What Reddit does in fact, is summarize Reddit discussions, and cite Reddit threads in answers, just like people share links to posts on Reddit all the time. Perplexity invented citations in AI for two reasons: so that people can verify the accuracy of the AI-generated answers, and so they can follow the citation to learn more and expand their journey of curiosity. The way Reddit is acting is the opposite of an open internet.

Lastly, Perplexity AI stated:

“In any case, we won’t be extorted, and we won’t help Reddit extort Google, even if they’re our (huge) competitor. Perplexity will play fair, but we won’t cave. And we won’t let bigger companies use us in shell games”
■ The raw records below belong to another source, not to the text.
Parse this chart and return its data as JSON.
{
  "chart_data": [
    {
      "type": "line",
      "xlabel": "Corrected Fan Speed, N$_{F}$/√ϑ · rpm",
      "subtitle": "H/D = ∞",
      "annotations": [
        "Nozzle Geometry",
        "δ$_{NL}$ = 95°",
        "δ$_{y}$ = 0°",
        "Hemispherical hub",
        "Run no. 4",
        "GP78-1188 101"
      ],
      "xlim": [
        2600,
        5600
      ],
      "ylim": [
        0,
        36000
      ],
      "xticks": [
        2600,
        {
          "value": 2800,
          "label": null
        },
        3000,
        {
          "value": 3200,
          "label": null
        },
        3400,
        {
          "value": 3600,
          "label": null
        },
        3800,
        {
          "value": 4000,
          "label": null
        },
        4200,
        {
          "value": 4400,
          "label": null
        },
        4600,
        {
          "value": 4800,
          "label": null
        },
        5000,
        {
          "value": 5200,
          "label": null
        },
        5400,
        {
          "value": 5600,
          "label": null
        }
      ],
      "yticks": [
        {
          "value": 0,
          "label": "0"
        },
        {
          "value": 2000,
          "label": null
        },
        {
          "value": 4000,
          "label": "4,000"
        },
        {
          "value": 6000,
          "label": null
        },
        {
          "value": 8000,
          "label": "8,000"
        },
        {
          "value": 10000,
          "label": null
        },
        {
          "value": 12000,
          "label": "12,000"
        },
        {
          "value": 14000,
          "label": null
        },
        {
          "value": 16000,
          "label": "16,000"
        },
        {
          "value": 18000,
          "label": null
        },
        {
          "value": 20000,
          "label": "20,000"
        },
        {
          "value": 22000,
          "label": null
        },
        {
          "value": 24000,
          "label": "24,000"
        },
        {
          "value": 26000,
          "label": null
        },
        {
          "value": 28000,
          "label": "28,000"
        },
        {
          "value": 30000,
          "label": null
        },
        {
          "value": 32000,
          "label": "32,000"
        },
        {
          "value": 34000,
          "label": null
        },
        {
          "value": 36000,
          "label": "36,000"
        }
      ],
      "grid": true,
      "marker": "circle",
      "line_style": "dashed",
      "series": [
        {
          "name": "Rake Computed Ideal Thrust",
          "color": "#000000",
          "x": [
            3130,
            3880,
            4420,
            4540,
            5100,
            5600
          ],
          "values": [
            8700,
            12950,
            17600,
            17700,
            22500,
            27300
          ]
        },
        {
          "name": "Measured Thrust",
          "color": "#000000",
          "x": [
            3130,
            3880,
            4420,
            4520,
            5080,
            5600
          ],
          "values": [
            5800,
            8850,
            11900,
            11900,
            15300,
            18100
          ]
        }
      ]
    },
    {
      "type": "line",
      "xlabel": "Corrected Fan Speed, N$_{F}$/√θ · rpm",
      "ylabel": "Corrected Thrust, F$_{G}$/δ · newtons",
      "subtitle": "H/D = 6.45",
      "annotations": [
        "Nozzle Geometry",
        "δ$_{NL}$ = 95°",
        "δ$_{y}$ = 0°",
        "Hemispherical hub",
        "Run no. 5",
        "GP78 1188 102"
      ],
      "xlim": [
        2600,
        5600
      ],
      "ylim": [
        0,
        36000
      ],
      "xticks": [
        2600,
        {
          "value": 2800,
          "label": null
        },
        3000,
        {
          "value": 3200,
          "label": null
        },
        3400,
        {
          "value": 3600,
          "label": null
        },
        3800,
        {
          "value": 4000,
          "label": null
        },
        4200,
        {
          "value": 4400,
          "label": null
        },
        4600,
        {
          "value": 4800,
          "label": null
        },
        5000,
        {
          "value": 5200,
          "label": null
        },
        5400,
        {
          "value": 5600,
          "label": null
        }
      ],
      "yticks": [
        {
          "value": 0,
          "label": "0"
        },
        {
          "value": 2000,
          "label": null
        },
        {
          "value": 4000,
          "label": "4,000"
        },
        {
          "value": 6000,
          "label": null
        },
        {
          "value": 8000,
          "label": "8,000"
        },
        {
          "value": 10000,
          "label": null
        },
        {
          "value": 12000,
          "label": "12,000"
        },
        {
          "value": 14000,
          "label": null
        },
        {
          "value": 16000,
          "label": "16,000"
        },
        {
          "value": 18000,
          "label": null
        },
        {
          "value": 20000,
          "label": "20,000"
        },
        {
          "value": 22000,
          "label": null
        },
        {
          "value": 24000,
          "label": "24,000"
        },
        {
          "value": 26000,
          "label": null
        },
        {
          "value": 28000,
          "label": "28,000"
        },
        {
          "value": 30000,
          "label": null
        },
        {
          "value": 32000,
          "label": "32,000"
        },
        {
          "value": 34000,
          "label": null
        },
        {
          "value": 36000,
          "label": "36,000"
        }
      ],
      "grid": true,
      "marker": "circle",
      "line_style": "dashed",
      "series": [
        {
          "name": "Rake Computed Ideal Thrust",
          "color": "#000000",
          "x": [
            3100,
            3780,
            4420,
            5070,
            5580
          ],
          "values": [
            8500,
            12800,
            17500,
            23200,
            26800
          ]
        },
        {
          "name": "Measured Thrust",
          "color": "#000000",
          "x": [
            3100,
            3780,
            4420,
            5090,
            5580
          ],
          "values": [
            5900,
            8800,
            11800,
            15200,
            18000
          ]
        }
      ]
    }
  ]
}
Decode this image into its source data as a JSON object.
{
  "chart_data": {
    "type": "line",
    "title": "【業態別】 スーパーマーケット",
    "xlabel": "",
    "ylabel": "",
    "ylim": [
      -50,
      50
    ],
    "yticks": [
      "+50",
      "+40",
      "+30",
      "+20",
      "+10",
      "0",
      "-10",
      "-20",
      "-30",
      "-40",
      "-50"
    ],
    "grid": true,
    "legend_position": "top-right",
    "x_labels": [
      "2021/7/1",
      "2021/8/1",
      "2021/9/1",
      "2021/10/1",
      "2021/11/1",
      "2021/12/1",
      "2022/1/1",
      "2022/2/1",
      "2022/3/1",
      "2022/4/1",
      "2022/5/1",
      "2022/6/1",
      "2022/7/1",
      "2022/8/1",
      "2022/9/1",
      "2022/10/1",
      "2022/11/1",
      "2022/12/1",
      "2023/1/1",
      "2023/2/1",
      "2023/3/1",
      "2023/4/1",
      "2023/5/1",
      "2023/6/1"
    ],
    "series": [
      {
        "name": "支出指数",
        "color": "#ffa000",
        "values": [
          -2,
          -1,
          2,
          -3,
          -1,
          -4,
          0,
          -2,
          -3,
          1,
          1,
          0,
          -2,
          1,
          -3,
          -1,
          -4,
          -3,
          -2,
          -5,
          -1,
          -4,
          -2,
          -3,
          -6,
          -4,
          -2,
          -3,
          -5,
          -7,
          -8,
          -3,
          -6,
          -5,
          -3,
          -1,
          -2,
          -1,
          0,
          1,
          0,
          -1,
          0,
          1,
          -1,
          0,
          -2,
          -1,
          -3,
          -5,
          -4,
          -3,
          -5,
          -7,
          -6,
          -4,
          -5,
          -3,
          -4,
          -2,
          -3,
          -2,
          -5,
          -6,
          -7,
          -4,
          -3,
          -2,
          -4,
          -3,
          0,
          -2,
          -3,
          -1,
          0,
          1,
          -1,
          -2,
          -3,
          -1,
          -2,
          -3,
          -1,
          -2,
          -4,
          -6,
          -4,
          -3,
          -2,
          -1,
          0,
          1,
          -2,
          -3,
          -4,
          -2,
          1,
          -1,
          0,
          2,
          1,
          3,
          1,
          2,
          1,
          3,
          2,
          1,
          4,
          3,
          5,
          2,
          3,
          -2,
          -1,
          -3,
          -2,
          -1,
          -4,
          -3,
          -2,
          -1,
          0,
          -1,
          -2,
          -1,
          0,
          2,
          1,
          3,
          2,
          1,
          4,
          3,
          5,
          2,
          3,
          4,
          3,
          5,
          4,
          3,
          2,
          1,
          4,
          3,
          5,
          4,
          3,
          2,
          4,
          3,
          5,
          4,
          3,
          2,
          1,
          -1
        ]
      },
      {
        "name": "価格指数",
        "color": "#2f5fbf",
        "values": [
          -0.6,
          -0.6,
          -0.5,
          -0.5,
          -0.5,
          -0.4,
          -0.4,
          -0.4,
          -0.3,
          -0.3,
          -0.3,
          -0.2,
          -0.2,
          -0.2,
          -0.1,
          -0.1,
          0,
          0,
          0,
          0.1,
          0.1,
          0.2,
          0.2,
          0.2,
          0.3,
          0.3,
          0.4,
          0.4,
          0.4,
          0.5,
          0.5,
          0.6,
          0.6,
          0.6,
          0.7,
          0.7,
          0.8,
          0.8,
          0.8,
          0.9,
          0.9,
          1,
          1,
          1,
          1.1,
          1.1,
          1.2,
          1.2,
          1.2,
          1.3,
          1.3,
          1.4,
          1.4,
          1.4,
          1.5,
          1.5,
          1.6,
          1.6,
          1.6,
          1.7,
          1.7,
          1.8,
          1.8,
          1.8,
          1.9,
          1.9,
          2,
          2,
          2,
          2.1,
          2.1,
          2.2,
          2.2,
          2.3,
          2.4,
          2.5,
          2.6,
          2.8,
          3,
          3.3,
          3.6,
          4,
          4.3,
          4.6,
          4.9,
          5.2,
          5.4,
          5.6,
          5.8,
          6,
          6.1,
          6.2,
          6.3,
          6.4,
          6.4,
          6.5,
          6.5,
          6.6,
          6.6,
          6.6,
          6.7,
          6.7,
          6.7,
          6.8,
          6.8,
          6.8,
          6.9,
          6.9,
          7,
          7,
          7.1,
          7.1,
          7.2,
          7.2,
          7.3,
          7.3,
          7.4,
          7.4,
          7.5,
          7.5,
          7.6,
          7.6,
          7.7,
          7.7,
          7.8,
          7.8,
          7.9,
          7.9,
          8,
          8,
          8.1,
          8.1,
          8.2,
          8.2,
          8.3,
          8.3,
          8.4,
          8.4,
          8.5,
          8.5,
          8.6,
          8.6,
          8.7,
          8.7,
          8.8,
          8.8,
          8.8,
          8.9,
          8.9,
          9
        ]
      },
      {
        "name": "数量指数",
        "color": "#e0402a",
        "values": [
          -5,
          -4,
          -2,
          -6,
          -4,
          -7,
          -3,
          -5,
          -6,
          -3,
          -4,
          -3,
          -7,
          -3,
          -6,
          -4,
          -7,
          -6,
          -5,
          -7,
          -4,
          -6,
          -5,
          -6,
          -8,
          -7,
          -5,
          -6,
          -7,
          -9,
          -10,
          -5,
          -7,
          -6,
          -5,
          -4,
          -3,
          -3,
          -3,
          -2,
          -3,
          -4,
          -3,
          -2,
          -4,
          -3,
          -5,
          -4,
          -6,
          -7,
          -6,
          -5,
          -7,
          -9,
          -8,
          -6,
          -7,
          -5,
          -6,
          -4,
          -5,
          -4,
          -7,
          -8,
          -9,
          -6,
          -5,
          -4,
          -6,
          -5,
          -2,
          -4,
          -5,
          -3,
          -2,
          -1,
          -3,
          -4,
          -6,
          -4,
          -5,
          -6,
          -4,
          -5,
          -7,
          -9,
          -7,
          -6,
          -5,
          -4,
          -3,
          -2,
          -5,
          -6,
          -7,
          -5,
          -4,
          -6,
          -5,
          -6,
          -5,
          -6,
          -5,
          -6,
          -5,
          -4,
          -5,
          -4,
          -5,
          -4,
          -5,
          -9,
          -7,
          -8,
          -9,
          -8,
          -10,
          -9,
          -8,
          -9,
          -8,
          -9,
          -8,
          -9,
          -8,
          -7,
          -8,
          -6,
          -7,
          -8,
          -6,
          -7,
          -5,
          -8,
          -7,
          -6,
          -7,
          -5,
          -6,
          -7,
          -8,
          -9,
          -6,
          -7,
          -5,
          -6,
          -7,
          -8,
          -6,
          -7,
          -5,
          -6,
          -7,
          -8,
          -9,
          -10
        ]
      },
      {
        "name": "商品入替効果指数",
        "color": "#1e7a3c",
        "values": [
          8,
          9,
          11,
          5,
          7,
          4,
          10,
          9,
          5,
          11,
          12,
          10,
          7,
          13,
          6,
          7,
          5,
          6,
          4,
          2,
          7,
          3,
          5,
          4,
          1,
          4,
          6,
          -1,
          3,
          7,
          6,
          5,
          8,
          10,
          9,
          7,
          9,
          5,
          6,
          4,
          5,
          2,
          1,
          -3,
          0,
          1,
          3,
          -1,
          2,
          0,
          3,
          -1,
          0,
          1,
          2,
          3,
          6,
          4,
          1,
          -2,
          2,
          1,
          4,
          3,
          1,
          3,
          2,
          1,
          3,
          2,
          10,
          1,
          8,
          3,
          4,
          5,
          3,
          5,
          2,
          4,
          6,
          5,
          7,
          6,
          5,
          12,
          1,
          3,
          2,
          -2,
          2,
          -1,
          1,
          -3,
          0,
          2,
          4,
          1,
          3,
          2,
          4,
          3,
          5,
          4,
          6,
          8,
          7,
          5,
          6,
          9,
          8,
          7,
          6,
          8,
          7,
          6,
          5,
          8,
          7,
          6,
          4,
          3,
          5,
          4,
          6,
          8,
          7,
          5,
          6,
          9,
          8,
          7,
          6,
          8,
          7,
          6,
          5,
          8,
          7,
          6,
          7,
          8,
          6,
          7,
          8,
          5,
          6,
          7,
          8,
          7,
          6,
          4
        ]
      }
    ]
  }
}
What Can We Take From This Development?

I think that Reddit’s Chief Legal Officer said it best:

“AI companies are locked in an arms race for quality human content - and that pressure has fueled an industrial-scale 'data laundering' economy”

So this is the second Reddit lawsuit that has come up. As I wrote about the first Reddit case against Anthropic, we will need to wait and see what the court decides. These sorts of copyright cases are popping up at a rapid rate in the context of AI, and courts are going to have to set the fair balance between innovation and the rights of companies like Reddit (and its users).

Plainly put, the court is going to have to decide what is fair. Is Reddit “extorting” Perplexity AI as has been alleged, or are the Defendants trying to unlawfully access and use Reddit content without permission? And where does this leave the users? Will there be a chilling effect as a result of these kinds of lawsuits—will users shy away from sharing their thoughts and creative works online because they are unsure of how they will be used against them in the future?